Nathaniel Wright leans against a white railing while speaking with family on an Autumn afternoon. Wright wasn’t born in Milwaukee but many of its neighborhoods, like the one he’s standing in, are familiar. Violence, he says, is what links Milwaukee with his birthplace of St. Louis, Missouri. “You tend to follow in the footsteps of the older ones in the neighborhood, and it’s just recycled on down,” says Wright. “You know, some is lucky to get out, some ain’t.” Nathaniel comes from a large family — 13 children, in all. He’s the second youngest. “Just imagine 13 of your siblings all in the same house and you all want something different,” he says. But, from all accounts, his family was a good one. Wright refers to his mom and dad as “workin’ people.” His mother was a registered nurse at the John L. Doyne Hospital, formerly Milwaukee County Hospital; his father got a job at A.O. Smith — where he worked until he retired — after the family moved to Milwaukee when Nathaniel was 9. …
James King picks up trash from a strip of grass between the street and sidewalk on North 12th Street, an idle mower behind him. King, who grew up near 29th Street and Courtland Avenue, has always walked his own path, sought to define life by his own standards. “My father instilled in me … he always said, ‘James, no matter what you do, you be the best.
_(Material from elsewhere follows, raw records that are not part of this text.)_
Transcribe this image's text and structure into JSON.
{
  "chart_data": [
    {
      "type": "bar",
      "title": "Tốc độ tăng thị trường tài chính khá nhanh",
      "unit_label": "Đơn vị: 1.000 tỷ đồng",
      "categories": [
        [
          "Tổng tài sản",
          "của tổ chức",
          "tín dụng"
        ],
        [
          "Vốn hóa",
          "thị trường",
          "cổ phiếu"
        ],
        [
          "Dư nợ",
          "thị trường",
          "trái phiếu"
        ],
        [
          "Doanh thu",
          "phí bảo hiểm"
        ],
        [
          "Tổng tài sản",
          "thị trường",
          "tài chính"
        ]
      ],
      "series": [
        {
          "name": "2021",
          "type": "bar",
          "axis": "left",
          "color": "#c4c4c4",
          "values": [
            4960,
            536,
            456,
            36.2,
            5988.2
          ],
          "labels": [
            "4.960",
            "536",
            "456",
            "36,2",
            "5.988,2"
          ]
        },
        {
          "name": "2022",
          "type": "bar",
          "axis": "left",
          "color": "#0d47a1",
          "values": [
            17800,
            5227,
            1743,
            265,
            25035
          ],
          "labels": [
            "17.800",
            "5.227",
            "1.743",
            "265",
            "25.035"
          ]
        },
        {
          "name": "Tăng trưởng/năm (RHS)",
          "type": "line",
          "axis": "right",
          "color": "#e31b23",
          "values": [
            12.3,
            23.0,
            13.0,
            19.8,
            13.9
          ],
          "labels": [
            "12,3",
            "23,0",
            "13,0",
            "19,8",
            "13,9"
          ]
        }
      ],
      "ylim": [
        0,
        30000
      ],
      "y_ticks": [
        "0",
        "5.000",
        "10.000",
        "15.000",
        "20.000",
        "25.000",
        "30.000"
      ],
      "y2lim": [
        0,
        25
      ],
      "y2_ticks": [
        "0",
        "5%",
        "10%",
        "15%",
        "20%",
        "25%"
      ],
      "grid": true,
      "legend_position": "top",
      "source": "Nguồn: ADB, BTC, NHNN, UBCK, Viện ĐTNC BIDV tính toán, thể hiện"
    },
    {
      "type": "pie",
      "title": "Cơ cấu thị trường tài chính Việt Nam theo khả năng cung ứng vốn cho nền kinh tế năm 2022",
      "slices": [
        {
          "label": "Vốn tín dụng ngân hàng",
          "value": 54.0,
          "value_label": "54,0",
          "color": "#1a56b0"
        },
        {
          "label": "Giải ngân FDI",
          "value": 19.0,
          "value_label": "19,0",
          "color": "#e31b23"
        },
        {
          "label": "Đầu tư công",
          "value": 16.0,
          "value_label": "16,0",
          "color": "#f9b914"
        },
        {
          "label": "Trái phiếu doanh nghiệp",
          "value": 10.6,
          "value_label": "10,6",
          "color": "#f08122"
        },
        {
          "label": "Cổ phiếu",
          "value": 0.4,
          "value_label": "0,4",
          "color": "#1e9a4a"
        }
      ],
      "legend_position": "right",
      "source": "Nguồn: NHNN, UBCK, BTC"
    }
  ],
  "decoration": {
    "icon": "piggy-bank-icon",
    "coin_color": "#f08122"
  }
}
I don’t care what it is, you be the best. If you be a drug dealer, you be the best drug dealer; If you be a doctor, you be the best doctor … If you gonna be a fool, you make damn sure you be the best damn fool,’” he says.
Rochelle Wells walks toward Atkinson Avenue on N. 12th St. in Arlington Heights on a cold, dark winter afternoon. She’s with a friend but pauses for a moment. “I was born and raised in Milwaukee,” she says. “Here in the inner city — Milwaukee, Wisconsin.”
Shauratina Velez waits at the corner of 12th and Atkinson with her four-year-old daughter for the Route 19 bus. Velez, 22, was 17 and a junior at North Division High School when her daughter was born, and it’s been a tough road ever since. “I don’t have any help, I don’t have nobody to show me the way — you know what I’m sayin’? I don’t have nobody to teach me … I had to learn [more from sources other than] my family to know how to make a resume, how to talk to people. I’m still learnin’ to this day — I’m teachin’ myself.”
David Cisney lounges on the stone steps of his home in Arlington Heights. He’s resting, taking a break from raking the yard. On this Saturday afternoon he’s getting some work done around the house because it’s the only day he doesn’t have a church-related activity planned. You won’t often find David sitting still. “I’ve lived a good life,” he says. “You know, when you live in the city, there’s always stuff to do and I can’t understand why the young people today have so many problems.”